Economically sensitive sectors such as banking, commodity and automakers rebounded strongly this year, boosting European stocks.

However, it took the benchmark seven months more than the U.S. S&P 500 to reclaim its pre-pandemic high, slowed down by a sluggish vaccination roll-out and a new wave of infections. (Graphic: European shares reclaim pre-pandemic levels, https://fingfx.thomsonreuters.com/gfx/mkt/qzjpqlbzovx/Pasted%20image%201617270947531.png)

Miners were the top gainers on Tuesday, up 2.4%, while banks, automakers and insurers rose more than 1.0%.

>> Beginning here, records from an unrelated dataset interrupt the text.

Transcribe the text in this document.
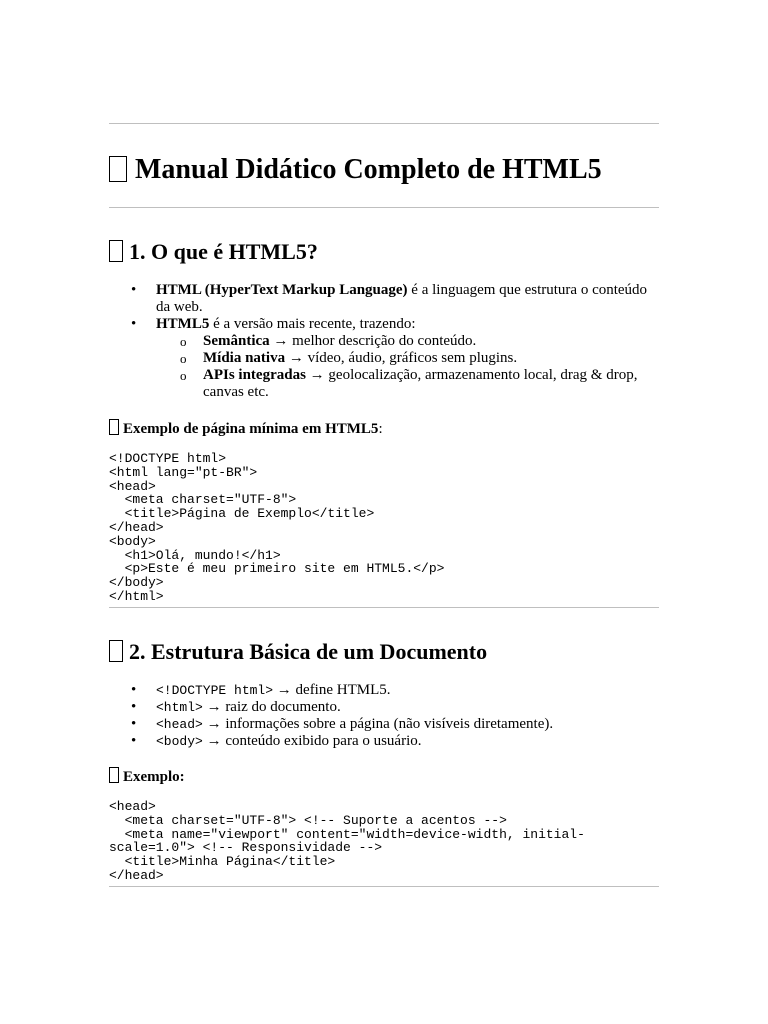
Manual Didático Completo de HTML5
1. O que é HTML5?
• HTML (HyperText Markup Language) é a linguagem que estrutura o conteúdo da web.
• HTML5 é a versão mais recente, trazendo:
o Semântica → melhor descrição do conteúdo.
o Mídia nativa → vídeo, áudio, gráficos sem plugins.
o APIs integradas → geolocalização, armazenamento local, drag & drop, canvas etc.
Exemplo de página mínima em HTML5:
<!DOCTYPE html>
<html lang="pt-BR">
<head>
<meta charset="UTF-8">
<title>Página de Exemplo</title>
</head>
<body>
<h1>Olá, mundo!</h1>
<p>Este é meu primeiro site em HTML5.</p>
</body>
</html>
2. Estrutura Básica de um Documento
• <!DOCTYPE html> → define HTML5.
• <html> → raiz do documento.
• <head> → informações sobre a página (não visíveis diretamente).
• <body> → conteúdo exibido para o usuário.
Exemplo:
<head>
<meta charset="UTF-8"> <!-- Suporte a acentos -->
<meta name="viewport" content="width=device-width, initial-
scale=1.0"> <!-- Responsividade -->
<title>Minha Página</title>
</head>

Swiss bank Credit Suisse (SIX:CSGN) slipped 0.6% after sharp losses last week, as it announced an estimated loss of 4.4 billion Swiss francs ($4.7 billion) from its relationship with Archegos Capital Management.

UK stocks took cheer as British Prime Minister Boris Johnson said a planned reopening of the economy could take place next week. (L)

However, British Airways-owner IAG (LON:ICAG), easyJet (LON:EZJ) and Ryanair lagged wider markets as Johnson added it was too soon to say whether international summer holidays can go ahead this year.

BP (NYSE:BP) jumped 2.8% after the oil major said it expects to reach its $35 billion net debt target in the first quarter of 2021.